There were a few hours on Monday when I thought Sandmann’s Christian values and respect for veterans could signal a teachable moment. It’s not a crime to smirk, so Sandmann wouldn’t need to be as defensive as Kavanaugh. He could admit he had never been to a protest before, and he felt embarrassed and confused and smiled because he wanted to save face. He could say that, in retrospect, he sees how an unruly group of white people in Make America Great Again hats could be perceived as a counterprotest to the Indigenous People’s March. He could say his classmate’s taunts were out of line and he wished he’d stopped them.

By the time Sandmann was taping the TODAY show, he was working with RunSwitch, a public relations firm with ties to Mitch McConnell, and the opportunity for such a moment had probably passed.
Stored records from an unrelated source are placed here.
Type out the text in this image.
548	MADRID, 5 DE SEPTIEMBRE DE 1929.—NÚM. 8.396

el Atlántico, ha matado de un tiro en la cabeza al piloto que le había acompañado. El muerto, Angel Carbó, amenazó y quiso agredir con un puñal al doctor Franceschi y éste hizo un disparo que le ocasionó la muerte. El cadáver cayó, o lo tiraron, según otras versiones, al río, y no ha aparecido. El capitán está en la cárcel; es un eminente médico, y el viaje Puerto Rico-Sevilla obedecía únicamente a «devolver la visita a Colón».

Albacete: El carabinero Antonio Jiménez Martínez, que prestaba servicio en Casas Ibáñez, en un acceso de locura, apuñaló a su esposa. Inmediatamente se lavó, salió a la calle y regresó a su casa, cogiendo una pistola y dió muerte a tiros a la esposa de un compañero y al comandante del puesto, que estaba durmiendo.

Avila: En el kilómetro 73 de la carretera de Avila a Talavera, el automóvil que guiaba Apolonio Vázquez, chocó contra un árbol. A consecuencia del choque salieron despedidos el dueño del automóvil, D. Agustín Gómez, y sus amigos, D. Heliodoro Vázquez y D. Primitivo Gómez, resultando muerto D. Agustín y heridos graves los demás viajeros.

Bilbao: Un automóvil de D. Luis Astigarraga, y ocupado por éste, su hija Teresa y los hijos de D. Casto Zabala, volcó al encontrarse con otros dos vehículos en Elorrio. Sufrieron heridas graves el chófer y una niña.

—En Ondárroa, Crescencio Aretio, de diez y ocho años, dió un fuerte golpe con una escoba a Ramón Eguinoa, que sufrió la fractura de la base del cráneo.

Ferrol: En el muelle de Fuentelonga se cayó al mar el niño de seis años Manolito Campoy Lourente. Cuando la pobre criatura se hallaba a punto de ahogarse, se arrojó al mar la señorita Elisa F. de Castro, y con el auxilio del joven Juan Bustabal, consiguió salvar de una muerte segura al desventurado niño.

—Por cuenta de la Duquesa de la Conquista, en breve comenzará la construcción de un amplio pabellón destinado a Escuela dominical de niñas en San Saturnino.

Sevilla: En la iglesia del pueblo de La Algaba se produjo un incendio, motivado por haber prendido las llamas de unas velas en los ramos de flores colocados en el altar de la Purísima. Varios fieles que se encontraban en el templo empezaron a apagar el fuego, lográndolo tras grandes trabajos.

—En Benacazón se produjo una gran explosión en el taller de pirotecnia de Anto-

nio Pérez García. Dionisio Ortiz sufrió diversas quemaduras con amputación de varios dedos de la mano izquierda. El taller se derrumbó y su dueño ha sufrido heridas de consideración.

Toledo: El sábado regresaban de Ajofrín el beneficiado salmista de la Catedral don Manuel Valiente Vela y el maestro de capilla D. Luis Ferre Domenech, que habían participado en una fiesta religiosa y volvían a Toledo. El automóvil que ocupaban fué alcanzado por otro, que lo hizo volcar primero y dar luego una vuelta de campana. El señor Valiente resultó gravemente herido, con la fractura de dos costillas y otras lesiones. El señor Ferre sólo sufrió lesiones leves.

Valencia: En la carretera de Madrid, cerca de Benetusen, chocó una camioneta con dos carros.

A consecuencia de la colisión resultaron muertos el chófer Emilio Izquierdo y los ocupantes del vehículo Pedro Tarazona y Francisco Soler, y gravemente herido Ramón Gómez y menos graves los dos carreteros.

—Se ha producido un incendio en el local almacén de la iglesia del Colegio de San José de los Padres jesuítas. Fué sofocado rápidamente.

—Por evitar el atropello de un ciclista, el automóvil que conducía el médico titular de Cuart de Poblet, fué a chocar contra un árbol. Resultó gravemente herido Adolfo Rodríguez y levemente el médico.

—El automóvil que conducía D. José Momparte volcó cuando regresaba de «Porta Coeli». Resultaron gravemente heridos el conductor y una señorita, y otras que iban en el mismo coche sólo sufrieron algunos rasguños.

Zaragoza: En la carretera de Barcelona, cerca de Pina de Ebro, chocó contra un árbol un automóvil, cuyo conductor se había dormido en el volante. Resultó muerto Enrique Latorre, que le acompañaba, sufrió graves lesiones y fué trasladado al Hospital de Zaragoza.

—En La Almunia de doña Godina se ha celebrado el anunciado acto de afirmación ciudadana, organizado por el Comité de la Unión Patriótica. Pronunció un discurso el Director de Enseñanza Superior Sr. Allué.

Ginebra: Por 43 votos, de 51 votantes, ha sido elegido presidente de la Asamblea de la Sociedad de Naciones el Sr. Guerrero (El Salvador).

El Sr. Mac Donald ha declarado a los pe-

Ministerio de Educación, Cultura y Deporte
In the interview, Sandmann was careful not to smile or address the behavior of the classmates he stood with. He repeated his lines about adults provoking teenagers. When it came to the politics of the situation-the relative power of a group of young, white men “beating their chests,” as Savannah Guthrie put it-he talked only about both group's right to be there.

“Do you think if you weren’t wearing that hat things this might not have happened?” Guthrie asked.

“That’s possible,” Sandmann said, “but I would have to assume what Mr. Phillips was thinking and I’d rather let him speak for why he came up to us.”

Phillips has said he came up to Sandmann and his Covington classmates to use drums and prayer to mediate an escalating conflict between the students and other protestors, and that he doubts he could have a sincere conversation with Sandmann now that he is represented by a PR firm. Maybe Sandmann has respected Phillips’s first amendment right and listened to what he had to say. But his expertly coached answer misses the point. Guessing what others are thinking, and considering his actions in light of their thoughts, is exactly what his critics are asking him to do. It is the most basic mechanism of empathy.

Sandmann’s life is far from ruined. As a result of his viral fame, he’ll probably receive lots of positive reinforcement from people he may agree with about abortion but who will be using him cynically. Still, I think he’s been done a disservice. He’s young, and he’s new to this stuff, and he’s been crisis-managed through what might be his first ever political conflict. At an age where he ought to be his most dogmatic but also have his mind changed and eyes opened, he’s been given the talking points to avoid meaningful political interaction altogether.